The rain is a broken piano, playing the same note over and over.
My five-year-old said that. Already she knows loving the world means loving the wobbles you can’t shim, the creaks you can’t oil silent – the jerry rigged parts, MacGyvered with twine and chewing gum.
Let me love the cold rain’s plinking. Let me love the world the way I love my young son, not only when he cups my face in his sticky hands, but when, roughhousing, he accidentally splits my lip.
Let me love the world like a mother. Let me be tender when it lets me down.
Let me listen to the rain’s one note and hear a beginner’s song.
There is so much I love about this poem. I understand the imagery because it is true for me too.

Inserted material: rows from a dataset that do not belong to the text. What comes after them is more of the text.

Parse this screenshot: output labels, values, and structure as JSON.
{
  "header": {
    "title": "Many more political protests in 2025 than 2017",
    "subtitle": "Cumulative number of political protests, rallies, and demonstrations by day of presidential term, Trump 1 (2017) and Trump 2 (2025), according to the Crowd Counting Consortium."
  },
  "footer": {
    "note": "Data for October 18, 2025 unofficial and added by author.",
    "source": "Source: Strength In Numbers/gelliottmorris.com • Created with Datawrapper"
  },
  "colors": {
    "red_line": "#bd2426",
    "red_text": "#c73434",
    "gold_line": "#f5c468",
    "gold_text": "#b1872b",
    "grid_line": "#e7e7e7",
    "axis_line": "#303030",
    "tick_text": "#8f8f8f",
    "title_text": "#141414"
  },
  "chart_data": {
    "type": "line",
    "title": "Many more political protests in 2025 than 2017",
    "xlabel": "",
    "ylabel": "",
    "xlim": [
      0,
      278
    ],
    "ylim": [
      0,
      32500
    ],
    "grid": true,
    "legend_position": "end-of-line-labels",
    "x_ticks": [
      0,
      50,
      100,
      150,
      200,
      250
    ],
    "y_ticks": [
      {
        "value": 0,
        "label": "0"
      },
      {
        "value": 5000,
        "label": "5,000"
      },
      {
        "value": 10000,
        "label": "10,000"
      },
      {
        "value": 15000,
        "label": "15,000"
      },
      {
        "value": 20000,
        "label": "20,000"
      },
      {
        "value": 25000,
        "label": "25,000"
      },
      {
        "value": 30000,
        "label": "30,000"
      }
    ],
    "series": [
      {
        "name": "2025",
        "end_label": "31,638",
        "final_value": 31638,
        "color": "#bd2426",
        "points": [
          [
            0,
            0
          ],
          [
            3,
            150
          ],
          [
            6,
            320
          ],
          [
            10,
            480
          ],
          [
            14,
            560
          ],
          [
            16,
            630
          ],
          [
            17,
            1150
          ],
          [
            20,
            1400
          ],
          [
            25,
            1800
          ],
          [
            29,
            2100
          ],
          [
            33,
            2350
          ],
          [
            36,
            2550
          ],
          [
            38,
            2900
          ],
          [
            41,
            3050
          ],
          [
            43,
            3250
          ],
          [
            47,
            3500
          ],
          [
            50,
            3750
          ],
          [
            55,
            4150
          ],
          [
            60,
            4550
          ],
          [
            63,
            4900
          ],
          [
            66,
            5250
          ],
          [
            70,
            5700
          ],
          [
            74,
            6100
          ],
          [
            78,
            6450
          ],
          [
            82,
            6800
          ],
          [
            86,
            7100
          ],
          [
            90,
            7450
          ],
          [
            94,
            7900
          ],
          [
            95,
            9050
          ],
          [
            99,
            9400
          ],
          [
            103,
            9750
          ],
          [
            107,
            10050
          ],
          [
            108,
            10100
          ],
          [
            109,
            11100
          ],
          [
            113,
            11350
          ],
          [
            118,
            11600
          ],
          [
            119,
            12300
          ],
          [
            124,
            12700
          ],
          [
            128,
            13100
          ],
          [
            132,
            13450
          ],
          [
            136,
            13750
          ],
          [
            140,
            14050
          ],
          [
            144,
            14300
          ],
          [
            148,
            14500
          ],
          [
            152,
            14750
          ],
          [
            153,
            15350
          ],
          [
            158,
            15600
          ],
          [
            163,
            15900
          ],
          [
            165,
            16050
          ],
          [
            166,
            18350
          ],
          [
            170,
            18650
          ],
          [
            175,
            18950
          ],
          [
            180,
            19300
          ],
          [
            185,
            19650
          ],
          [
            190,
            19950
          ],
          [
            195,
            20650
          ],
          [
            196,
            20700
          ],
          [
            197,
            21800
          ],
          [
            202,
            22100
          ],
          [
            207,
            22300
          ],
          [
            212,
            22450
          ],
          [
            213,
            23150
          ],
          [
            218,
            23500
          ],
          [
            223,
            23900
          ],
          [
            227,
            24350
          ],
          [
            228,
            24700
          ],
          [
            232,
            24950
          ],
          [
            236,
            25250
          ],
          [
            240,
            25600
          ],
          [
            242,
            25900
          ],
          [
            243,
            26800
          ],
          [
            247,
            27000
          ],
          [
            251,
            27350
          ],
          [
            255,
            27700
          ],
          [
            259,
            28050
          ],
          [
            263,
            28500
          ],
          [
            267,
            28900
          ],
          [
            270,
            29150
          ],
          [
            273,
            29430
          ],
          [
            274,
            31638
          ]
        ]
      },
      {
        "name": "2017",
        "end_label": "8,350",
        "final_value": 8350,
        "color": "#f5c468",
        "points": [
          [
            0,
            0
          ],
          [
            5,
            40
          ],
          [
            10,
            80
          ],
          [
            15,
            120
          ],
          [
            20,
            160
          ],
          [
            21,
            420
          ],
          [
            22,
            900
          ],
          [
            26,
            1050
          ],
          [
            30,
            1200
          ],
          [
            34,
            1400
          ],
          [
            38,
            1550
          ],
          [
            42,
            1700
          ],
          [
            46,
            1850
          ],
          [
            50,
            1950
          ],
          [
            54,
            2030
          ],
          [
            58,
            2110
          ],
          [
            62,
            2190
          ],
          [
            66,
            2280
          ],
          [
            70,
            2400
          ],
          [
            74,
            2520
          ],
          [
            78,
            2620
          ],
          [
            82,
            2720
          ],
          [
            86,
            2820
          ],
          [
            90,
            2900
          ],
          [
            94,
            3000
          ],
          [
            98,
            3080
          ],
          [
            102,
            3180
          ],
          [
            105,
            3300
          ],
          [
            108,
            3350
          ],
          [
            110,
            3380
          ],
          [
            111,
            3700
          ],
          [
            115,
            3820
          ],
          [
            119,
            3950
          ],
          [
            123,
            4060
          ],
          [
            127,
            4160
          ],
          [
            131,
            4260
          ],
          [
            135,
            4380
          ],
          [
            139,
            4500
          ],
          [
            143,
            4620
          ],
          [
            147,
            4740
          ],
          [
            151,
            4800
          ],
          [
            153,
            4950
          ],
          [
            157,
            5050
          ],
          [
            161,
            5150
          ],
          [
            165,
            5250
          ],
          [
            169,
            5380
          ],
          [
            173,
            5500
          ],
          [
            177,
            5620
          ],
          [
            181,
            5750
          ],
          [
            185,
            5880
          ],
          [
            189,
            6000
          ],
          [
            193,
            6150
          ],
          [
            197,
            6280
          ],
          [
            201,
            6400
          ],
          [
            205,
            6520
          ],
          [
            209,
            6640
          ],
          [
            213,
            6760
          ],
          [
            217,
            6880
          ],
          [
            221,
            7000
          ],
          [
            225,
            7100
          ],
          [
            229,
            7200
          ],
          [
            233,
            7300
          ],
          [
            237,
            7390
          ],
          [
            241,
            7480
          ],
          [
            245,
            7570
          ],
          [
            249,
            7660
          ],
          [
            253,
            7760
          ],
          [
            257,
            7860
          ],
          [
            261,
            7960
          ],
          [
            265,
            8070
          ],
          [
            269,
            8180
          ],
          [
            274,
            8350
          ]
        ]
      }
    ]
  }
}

I particularly love her description of getting walloped by a child. I’ve had my own lip split open more than once by the ginormous head of a kid. Maybe you have too. It’s an out of body experience. Because your brain’s fight or flight mode is triggered when you receive a blow like that. And here you are holding this fragile creature who has effectively just punched you. All the tenderness and love you have for the little boxer you are holding in your arms meets with the rage you instinctively feel. It’s an odd sensation. Because love washes that adrenaline fueled rage away. Maybe not instantly, but pretty darn quickly. And you gaze at your own prize fighter with adoration with a sense of I love you no matter what.
As I read this poem, the beginner’s song the poet refers to, the song that plinks down steadily, in one note, that I heard is I love you, no matter what.